Kann KI moralisch urteilen?
Beim Schreiben von Texten, Suchen von Informationen und der Kreation von Dialogen liefert ChatGPT schon fast menschengleiche Resultate. In einem Punkt weist der Chatbot jedoch viele Mängel auf: Er ist nicht in der Lage, eigenständige Schlüsse zu ziehen und dabei z.B. ethisch zu urteilen. Wovon hängt es ab, ob künstliche Intelligenz eigenständige moralische Ansichten vertreten kann?
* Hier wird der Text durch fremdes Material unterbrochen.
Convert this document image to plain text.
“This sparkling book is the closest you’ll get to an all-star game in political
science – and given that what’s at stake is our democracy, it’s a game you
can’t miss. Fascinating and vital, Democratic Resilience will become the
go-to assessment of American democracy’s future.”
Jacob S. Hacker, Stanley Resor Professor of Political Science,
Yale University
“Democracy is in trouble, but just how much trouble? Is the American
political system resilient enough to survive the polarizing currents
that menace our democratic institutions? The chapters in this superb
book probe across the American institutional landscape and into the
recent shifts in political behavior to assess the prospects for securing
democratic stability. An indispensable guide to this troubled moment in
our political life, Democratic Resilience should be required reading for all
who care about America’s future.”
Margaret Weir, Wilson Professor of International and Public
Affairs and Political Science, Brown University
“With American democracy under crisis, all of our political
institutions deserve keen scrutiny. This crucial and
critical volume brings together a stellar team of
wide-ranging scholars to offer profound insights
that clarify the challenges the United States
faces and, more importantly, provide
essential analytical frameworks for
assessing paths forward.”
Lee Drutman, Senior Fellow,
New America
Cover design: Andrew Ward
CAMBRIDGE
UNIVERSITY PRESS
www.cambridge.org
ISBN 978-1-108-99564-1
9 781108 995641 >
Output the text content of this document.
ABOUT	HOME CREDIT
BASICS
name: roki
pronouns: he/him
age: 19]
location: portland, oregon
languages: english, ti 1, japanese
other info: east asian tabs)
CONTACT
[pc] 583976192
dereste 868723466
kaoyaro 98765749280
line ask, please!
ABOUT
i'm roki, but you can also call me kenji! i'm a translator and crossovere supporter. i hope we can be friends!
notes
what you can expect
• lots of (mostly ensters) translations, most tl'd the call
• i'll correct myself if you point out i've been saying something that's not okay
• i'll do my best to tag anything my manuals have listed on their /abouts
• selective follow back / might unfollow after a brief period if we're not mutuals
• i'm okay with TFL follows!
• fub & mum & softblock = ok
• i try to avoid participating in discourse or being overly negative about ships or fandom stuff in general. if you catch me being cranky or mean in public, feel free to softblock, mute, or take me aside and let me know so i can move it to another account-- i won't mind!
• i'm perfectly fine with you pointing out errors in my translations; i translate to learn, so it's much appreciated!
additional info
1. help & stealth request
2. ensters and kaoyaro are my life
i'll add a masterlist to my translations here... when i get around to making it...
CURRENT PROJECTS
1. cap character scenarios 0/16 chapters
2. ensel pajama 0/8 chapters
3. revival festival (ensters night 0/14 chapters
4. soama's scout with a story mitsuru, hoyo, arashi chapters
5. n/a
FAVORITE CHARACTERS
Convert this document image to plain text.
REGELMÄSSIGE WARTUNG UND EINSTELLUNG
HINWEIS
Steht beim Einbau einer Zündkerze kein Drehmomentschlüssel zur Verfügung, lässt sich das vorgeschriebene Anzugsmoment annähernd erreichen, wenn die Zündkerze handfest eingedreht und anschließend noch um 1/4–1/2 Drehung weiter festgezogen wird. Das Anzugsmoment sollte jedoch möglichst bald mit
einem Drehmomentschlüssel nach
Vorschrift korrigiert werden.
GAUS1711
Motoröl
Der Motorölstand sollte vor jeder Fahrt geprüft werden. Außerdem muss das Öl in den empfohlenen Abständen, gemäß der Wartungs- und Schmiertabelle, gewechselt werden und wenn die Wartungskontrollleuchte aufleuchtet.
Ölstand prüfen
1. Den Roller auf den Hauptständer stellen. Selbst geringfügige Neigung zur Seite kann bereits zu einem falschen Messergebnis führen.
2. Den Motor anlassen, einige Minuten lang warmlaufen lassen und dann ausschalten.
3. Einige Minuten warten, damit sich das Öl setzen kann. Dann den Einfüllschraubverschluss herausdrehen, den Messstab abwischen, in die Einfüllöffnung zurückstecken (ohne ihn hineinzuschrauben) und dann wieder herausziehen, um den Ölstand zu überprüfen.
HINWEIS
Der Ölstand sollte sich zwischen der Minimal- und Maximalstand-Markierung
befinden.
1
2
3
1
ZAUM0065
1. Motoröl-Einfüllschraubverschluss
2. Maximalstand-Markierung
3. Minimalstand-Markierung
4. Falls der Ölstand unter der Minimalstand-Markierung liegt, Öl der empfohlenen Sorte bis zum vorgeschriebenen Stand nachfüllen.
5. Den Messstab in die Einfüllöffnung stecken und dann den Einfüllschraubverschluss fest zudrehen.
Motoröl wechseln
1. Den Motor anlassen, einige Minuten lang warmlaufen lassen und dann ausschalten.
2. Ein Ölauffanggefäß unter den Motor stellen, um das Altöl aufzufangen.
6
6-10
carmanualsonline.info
Die Einschätzung, welche Normen richtig seien und sich in einer Weise begründen lassen, dass sie für alle gelten, bleibe bis dato den Menschen vorbehalten, äussert sich der Ethiker Jean-Daniel Strub. Auch könne ChatGPT keine eigene Meinung formulieren, denn das Programm greift auf diejenigen Daten zurück, die es vorfindet, und somit auch auf Bewertungen moralischer Fragen, die zuvor von anderen vorgenommen wurden. Den Gedanken, dass ein Chatbot dereinst in der Lage sein könnte, gefühlsmässige Reaktionen zu entwickeln, wie beispielsweise intuitive Empörung, und zugleich durch maschinelles Lernen in die Lage versetzt wird, das bestehende moralische Verständnis eigenständig weiterzuentwickeln und eigene ethische Urteile zu fällen, findet nicht nur Jean-Daniel Strub durchaus beunruhigend.